Using R or Python (example solutions will be provided for both programming languages), load the workbook data in memory. Organise the data in two dataframes, one for the historical times series, the other for static (contemporaneous) data. The time series dataframe should have a two-level row index including tickers & dates while columns should host the corresponding time series; the dataframe should broadly look like this:
## ticker Date PX_LAST BOOK_VAL_PER_SH TRAIL_12M_EPS
## 1: RAY Index 2016-10-04 1273.897 476.0300 58.4400
## 2: RAY Index 2016-10-05 1279.598 476.0500 58.4400
## 3: RAY Index 2016-10-06 1279.430 476.0500 58.4300
## 4: RAY Index 2016-10-07 1274.602 476.0700 58.4800
## 5: RAY Index 2016-10-10 1281.312 476.0800 58.4700
## ---
## 62692: USAK US Equity 2018-10-17 17.830 8.4359 0.7559
## 62693: USAK US Equity 2018-10-18 17.310 8.4359 0.7559
## 62694: USAK US Equity 2018-10-19 17.410 8.4359 0.7559
## 62695: USAK US Equity 2018-10-22 18.240 8.4359 0.7559
## 62696: USAK US Equity 2018-10-23 17.310 8.4359 0.7559
## TRAIL_12M_DVD_PER_SH SHORT_AND_LONG_TERM_DEBT TOTAL_EQUITY
## 1: NA 566.360 504.630
## 2: NA 566.370 504.650
## 3: NA 566.340 504.640
## 4: NA 566.360 504.660
## 5: NA 566.350 504.660
## ---
## 62692: 0 88.958 70.125
## 62693: 0 88.958 70.125
## 62694: 0 88.958 70.125
## 62695: 0 88.958 70.125
## 62696: 0 88.958 70.125
## BS_CUR_ASSET_REPORT BS_CUR_LIAB SALES_REV_TURN
## 1: 339.210 234.730 NA
## 2: 339.340 234.820 NA
## 3: 339.340 234.820 NA
## 4: 339.580 234.980 NA
## 5: 339.610 235.000 NA
## ---
## 62692: 78.798 71.077 135.381
## 62693: 78.798 71.077 135.381
## 62694: 78.798 71.077 135.381
## 62695: 78.798 71.077 135.381
## 62696: 78.798 71.077 135.381
The static dataset on the other hand should be row-indexed by tickers and have columns hosting the corresponding static data fields. For static data, only numeric fields should be loaded with long company name and description fields left to the excel workbook for reference.
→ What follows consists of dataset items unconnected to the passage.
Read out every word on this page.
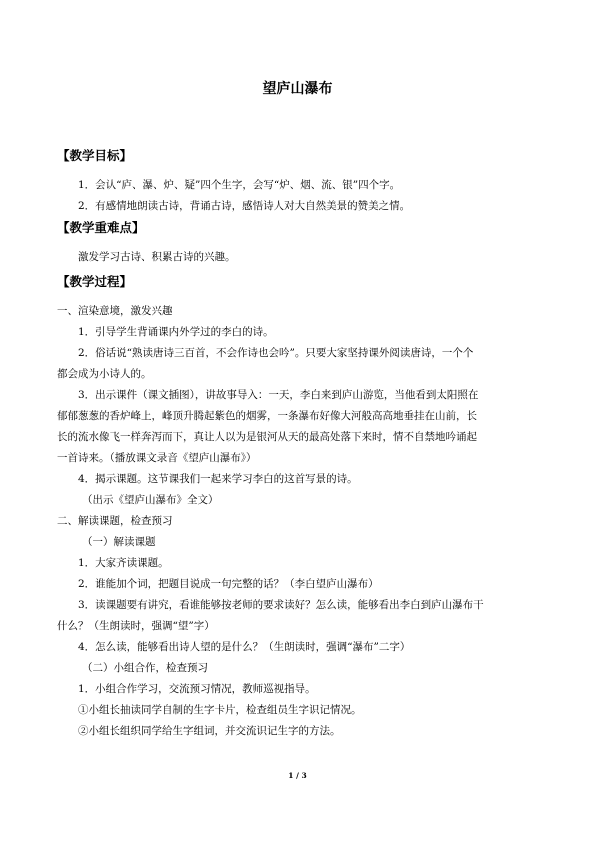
望庐山瀑布
【教学目标】
1．会认“庐、瀑、炉、疑”四个生字，会写“炉、烟、流、银”四个字。
2．有感情地朗读古诗，背诵古诗，感悟诗人对大自然美景的赞美之情。
【教学重难点】
激发学习古诗、积累古诗的兴趣。
【教学过程】
一、渲染意境，激发兴趣
1．引导学生背诵课内外学过的李白的诗。
2．俗话说“熟读唐诗三百首，不会作诗也会吟”。只要大家坚持课外阅读唐诗，一个个
都会成为小诗人的。
3．出示课件（课文插图），讲故事导入：一天，李白来到庐山游览，当他看到太阳照在
郁郁葱葱的香炉峰上，峰顶升腾起紫色的烟雾，一条瀑布好像大河般高高地垂挂在山前，长
长的流水像飞一样奔泻而下，真让人以为是银河从天的最高处落下来时，情不自禁地吟诵起
一首诗来。（播放课文录音《望庐山瀑布》）
4．揭示课题。这节课我们一起来学习李白的这首写景的诗。
（出示《望庐山瀑布》全文）
二、解读课题，检查预习
（一）解读课题
1．大家齐读课题。
2．谁能加个词，把题目说成一句完整的话？（李白望庐山瀑布）
3．读课题要有讲究，看谁能够按老师的要求读好？怎么读，能够看出李白到庐山瀑布干
什么？（生朗读时，强调“望”字）
4．怎么读，能够看出诗人望的是什么？（生朗读时，强调“瀑布”二字）
（二）小组合作，检查预习
1．小组合作学习，交流预习情况，教师巡视指导。
①小组长抽读同学自制的生字卡片，检查组员生字识记情况。
②小组长组织同学给生字组词，并交流识记生字的方法。
1 / 3
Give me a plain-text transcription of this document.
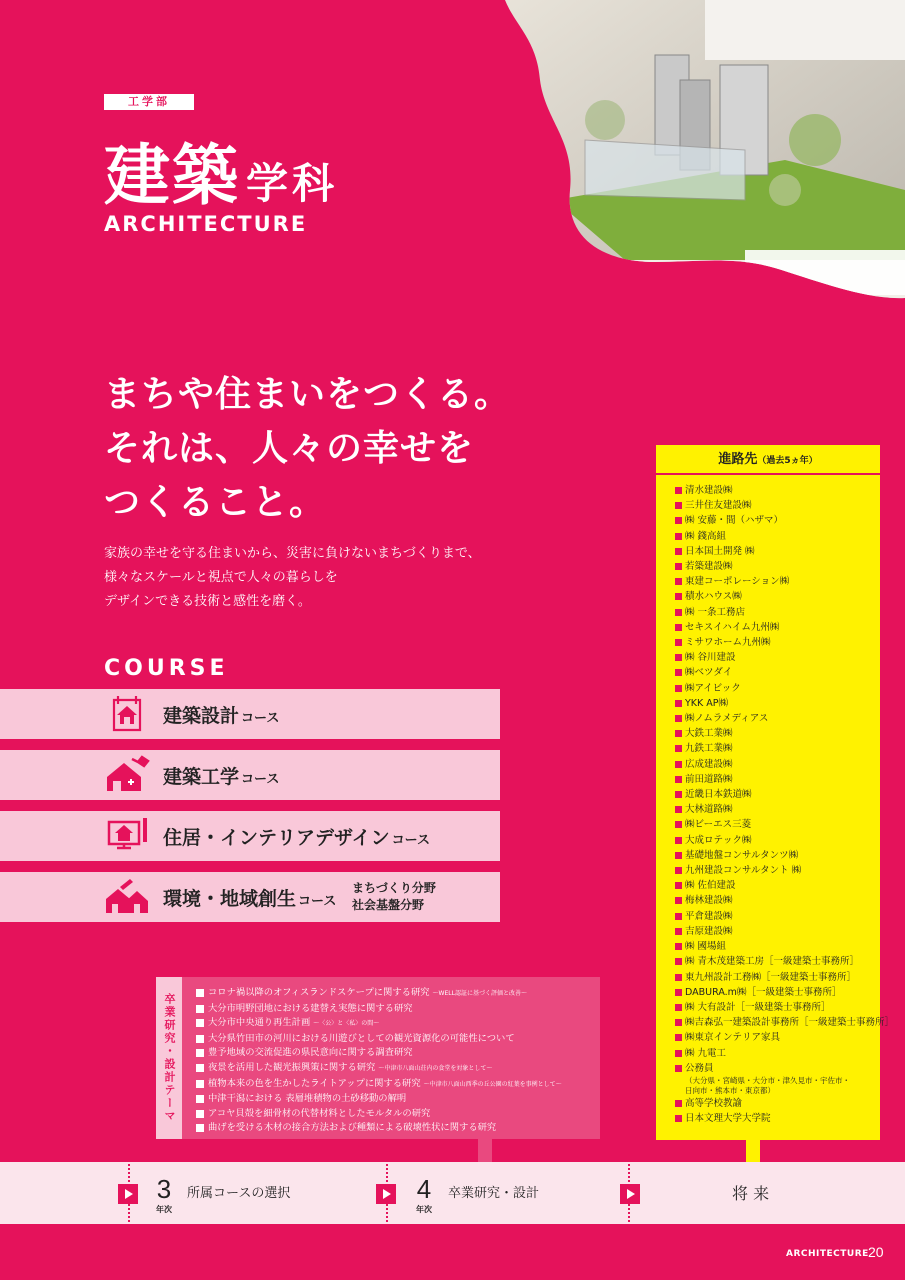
工学部
建築 学科
ARCHITECTURE
まちや住まいをつくる。
それは、人々の幸せを
つくること。
家族の幸せを守る住まいから、災害に負けないまちづくりまで、
様々なスケールと視点で人々の暮らしを
デザインできる技術と感性を磨く。
COURSE
建築設計 コース
建築工学 コース
住居・インテリアデザイン コース
環境・地域創生 コース
まちづくり分野
社会基盤分野
進路先（過去5ヵ年）
清水建設㈱
三井住友建設㈱
㈱ 安藤・間（ハザマ）
㈱ 錢高組
日本国土開発 ㈱
若築建設㈱
東建コーポレーション㈱
積水ハウス㈱
㈱ 一条工務店
セキスイハイム九州㈱
ミサワホーム九州㈱
㈱ 谷川建設
㈱ベツダイ
㈱アイビック
YKK AP㈱
㈱ノムラメディアス
大鉄工業㈱
九鉄工業㈱
広成建設㈱
前田道路㈱
近畿日本鉄道㈱
大林道路㈱
㈱ビーエス三菱
大成ロテック㈱
基礎地盤コンサルタンツ㈱
九州建設コンサルタント ㈱
㈱ 佐伯建設
梅林建設㈱
平倉建設㈱
吉原建設㈱
㈱ 國場組
㈱ 青木茂建築工房［一級建築士事務所］
東九州設計工務㈱［一級建築士事務所］
DABURA.m㈱［一級建築士事務所］
㈱ 大有設計［一級建築士事務所］
㈱吉森弘一建築設計事務所［一級建築士事務所］
㈱東京インテリア家具
㈱ 九電工
公務員
（大分県・宮崎県・大分市・津久見市・宇佐市・
日向市・熊本市・東京都）
高等学校教諭
日本文理大学大学院
卒業研究・設計テーマ
コロナ禍以降のオフィスランドスケープに関する研究 〜WELL認証に基づく評価と改善〜
大分市明野団地における建替え実態に関する研究
大分市中央通り再生計画 〜〈公〉と〈私〉の間〜
大分県竹田市の河川における川遊びとしての観光資源化の可能性について
豊予地域の交流促進の県民意向に関する調査研究
夜景を活用した観光振興策に関する研究 〜中津市八面山荘内の食堂を対象として〜
植物本来の色を生かしたライトアップに関する研究 〜中津市八面山西季の丘公園の紅葉を事例として〜
中津干潟における 表層堆積物の土砂移動の解明
アコヤ貝殻を細骨材の代替材料としたモルタルの研究
曲げを受ける木材の接合方法および種類による破壊性状に関する研究
3
年次
所属コースの選択	4
年次
卒業研究・設計	将 来
ARCHITECTURE 20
Using the most recent samples in the time series data, calculate the individual 1-year market betas for the stocks. Show calculations and comment. Comments should include a detailled discussion on what market betas are, what they represent for stocks as well as details about the corresponding model. Plot your results as a histogram and comment. Hint: there are 252 trading days in a year.
After normalizing the ratios dataset above to zero means and unit variances, apply hierachical clustering and draw the corresponding dendogram. What seems to be the optimal number of clusters for this dataset? Explain.